Submitted to: Hawaiian Entomological Society Proceedings
Publication Type: Peer Reviewed Journal
Publication Acceptance Date: 8/28/2003
Publication Date: 12/1/2003
Citation: Harris, E.J., Liquido, N., Lee, C.Y. 2003. Patterns in appearance and fruit host utilization of fruit flies (diptera: tephritidae) on the kalaupapa peninsula, molokia hawaii. Hawaiian Entomological Society Proceedings. 36:69-78.
Interpretive Summary: The solanaceous fruit fly was the fourth and last fruit fly introduced into Hawaii in 1983. A survey was made using male lure traps and fruit collections in 1990-1995 to determine how far this fly had spread from its point of introduction in Pearl city, Oahu to other islands in Hawaii. We choose the Kalaupapa peninsula of Molokai to do our search for solanaceous and all fruit flies found there. Only, the oriental fruit fly and melon fly were caught in male lure traps. The solanaceous fruit fly was recovered only from fruit samples.
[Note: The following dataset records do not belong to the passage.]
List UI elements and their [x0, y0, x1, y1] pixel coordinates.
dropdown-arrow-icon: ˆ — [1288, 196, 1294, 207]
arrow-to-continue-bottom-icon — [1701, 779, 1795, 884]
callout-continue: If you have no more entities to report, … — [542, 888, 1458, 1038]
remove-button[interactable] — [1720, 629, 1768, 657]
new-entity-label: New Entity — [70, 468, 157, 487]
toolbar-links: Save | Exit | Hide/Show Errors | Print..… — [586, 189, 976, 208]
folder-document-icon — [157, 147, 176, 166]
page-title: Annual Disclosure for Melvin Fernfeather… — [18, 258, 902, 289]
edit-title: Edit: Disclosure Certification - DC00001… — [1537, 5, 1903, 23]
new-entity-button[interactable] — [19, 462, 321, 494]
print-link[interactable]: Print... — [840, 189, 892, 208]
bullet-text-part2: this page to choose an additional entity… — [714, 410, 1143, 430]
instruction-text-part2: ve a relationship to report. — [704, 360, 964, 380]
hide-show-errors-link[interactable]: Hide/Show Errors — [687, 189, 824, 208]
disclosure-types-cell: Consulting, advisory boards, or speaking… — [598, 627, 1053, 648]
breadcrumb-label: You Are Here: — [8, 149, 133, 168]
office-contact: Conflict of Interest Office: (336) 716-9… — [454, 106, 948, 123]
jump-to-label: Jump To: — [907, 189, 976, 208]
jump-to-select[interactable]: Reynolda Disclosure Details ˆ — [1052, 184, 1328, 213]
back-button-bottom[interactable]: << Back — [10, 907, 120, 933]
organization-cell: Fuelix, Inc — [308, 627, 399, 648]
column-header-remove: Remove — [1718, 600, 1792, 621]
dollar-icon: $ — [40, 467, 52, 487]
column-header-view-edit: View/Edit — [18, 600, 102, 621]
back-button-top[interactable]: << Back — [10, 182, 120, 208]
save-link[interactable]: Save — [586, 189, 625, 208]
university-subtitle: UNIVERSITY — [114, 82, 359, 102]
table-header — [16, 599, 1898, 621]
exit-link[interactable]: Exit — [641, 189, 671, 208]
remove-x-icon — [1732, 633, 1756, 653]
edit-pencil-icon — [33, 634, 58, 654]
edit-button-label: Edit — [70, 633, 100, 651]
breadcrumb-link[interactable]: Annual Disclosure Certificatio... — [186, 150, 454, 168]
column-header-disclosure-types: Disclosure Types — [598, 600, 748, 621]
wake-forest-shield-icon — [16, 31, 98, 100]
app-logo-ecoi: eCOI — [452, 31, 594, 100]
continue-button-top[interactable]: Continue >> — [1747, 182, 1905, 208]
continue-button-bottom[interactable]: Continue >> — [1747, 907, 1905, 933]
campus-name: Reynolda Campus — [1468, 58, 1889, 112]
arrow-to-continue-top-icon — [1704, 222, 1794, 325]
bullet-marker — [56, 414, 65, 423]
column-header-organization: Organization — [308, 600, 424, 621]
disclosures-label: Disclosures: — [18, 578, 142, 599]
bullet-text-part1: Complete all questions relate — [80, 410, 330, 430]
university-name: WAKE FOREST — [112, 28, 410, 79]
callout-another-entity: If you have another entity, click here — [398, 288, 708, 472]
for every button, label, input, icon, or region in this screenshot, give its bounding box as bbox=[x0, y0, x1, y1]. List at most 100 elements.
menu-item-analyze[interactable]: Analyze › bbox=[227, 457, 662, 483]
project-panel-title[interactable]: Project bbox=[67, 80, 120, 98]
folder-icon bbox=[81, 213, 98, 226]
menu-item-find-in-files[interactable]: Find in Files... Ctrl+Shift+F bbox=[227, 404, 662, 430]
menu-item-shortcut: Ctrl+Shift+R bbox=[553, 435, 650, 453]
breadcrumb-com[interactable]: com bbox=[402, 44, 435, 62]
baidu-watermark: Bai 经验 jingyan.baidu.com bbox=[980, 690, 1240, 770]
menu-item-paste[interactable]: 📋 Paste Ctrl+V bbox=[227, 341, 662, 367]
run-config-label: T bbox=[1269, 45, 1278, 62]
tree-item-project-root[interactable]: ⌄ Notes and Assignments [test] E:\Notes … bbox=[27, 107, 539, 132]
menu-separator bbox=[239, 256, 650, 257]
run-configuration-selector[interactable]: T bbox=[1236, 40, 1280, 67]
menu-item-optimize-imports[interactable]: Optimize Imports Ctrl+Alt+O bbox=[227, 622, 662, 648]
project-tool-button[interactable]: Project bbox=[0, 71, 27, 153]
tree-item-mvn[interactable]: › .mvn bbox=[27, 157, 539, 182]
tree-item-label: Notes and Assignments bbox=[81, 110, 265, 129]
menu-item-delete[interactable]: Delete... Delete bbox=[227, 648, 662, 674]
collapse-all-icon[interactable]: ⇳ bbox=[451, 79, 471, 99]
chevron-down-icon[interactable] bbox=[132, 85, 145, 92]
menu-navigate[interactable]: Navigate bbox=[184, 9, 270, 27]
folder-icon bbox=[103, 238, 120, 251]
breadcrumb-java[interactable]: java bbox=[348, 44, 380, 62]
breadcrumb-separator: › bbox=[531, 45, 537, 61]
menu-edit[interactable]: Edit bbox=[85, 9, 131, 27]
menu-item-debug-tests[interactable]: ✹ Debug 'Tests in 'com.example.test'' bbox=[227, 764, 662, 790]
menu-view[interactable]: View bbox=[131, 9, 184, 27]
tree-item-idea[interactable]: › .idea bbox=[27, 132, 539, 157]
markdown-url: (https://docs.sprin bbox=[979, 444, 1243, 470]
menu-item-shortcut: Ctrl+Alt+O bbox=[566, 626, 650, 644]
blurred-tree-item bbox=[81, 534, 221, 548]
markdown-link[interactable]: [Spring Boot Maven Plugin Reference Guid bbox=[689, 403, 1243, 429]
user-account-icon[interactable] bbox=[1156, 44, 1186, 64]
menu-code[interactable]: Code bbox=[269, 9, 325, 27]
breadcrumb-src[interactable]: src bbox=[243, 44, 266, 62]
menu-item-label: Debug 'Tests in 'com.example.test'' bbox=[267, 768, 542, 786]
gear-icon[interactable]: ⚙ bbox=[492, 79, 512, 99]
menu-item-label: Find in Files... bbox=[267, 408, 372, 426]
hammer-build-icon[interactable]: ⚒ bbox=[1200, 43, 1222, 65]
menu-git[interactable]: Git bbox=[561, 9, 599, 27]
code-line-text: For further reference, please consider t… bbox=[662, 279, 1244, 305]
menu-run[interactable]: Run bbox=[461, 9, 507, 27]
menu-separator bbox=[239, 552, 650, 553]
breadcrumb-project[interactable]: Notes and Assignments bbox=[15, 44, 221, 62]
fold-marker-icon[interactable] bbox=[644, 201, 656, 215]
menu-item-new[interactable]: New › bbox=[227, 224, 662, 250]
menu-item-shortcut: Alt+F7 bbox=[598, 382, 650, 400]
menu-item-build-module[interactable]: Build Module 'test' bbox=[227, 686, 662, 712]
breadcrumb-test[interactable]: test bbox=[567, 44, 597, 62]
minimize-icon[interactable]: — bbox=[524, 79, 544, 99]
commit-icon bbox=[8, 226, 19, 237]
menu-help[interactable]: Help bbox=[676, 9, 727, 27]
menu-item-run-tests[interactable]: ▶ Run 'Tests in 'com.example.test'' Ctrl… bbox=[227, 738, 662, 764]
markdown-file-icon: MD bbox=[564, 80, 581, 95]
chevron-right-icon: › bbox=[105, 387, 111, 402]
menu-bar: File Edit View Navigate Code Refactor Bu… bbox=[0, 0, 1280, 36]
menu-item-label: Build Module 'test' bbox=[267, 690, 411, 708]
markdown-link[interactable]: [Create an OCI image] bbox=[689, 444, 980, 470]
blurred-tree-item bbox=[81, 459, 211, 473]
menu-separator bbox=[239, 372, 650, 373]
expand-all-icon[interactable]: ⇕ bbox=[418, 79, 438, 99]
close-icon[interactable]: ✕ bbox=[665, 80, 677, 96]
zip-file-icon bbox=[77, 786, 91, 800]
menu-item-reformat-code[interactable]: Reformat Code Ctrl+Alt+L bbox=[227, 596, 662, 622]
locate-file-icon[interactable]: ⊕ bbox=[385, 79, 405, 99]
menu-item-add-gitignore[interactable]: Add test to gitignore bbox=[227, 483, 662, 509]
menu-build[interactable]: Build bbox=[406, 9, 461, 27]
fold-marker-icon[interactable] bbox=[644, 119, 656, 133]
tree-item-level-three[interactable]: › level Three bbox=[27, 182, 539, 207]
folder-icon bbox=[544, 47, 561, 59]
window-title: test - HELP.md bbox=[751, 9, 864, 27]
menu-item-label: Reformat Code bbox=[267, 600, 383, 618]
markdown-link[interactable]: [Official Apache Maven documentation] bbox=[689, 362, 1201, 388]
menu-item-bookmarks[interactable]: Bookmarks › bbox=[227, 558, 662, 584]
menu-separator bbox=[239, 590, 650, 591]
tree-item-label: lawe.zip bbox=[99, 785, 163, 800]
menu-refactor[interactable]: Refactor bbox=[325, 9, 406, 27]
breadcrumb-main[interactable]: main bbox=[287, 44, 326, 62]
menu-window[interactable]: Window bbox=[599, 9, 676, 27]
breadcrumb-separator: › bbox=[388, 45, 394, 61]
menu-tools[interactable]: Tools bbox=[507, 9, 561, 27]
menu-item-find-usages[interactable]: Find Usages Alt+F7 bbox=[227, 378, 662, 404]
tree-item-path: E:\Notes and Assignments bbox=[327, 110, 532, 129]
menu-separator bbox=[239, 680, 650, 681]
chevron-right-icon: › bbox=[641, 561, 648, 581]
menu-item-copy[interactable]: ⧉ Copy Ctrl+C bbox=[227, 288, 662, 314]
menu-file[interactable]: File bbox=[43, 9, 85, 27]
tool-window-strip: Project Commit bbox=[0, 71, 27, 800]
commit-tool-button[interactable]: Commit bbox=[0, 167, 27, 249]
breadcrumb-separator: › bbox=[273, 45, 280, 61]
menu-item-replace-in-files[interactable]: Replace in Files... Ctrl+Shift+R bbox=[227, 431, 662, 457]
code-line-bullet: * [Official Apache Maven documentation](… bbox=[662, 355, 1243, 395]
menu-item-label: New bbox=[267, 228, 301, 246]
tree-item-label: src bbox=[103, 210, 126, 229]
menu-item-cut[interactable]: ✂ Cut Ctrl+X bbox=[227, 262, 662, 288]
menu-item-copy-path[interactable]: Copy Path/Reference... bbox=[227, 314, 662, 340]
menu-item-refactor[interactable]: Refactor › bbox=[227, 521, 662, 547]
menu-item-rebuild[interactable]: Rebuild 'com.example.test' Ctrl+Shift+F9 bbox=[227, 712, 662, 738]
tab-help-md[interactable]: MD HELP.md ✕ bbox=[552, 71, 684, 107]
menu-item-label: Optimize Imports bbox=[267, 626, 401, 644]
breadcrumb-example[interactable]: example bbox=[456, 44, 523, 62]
Surprisingly, fruit samples revealed the most valuable information about distribution, population characteristics and fruit host utilization of tephritid flies in Kalaupapa. For the first time in Kalaupapa settlement, we report infestations of solanum fruit fly in sodom apple, lei kikania, cherry tomato, and coffee. Fruit sampling proved to be a sensitive tool to survey for fruit flies, particularly, B. latifrons, as well as a reliable indicator to characterize fruit host sharing among the four fruit fly species.
Technical Abstract: Distribution and population characteristics of tephritid flies, namely, solanaceous fruit fly, Bactrocera latifrons Hendel, oriental fruit fly, B. dorsalis (Hendel), melon fly, B. cucurbitae (Coquillet), and Mediterranean fruit fly, Ceratitis capitata (Wiedemann) were monitored with male lure traps on Kalaupapa peninsula on the island of Molokai. Likewise, fruits were inventoried and sampled to augment trap data and generate information on the spatial patterns of fruiting phenology and fruit utilization among fruit flies. In 1991-1992 and 1995, trap catches indicated that B. dorsalis and B. cucurbitae had similar seasonal population trends and were caught in highest density in residential and wild guava areas. However, the mean catch/trap/day for B. dorsalis (654 ± 493.73) was ca. 40-fold higher than B. cucurbitae (31.4 ± 15.28). Only 1 C. capitata was caught in a coffee tree, Coffea arabica L., in Kalaupapa Settlement on December 12, 1995. Although, B. latifrons was never caught in male lure traps baited with latilure, fly presence was detected in fruit collections. For the first time in Kalaupapa settlement, we report infestations of B. latifrons in sodom apple, Solanum sodomeum L., lei kikania, S. aculeatissium Jacq., cherry tomato, Lycopersicum esculeatissium Miller and coffee, Coffea arabica L. Fruit sampling proved to be a sensitive tool to survey for fruit flies, particularly, B. latifrons, as well as a reliable indicator to characterize fruit host sharing among the four fruit fly species. Niche biology and ecology of B. latifrons is discussed in relation to other tephritid fruit flies on the Kalaupapa peninsula.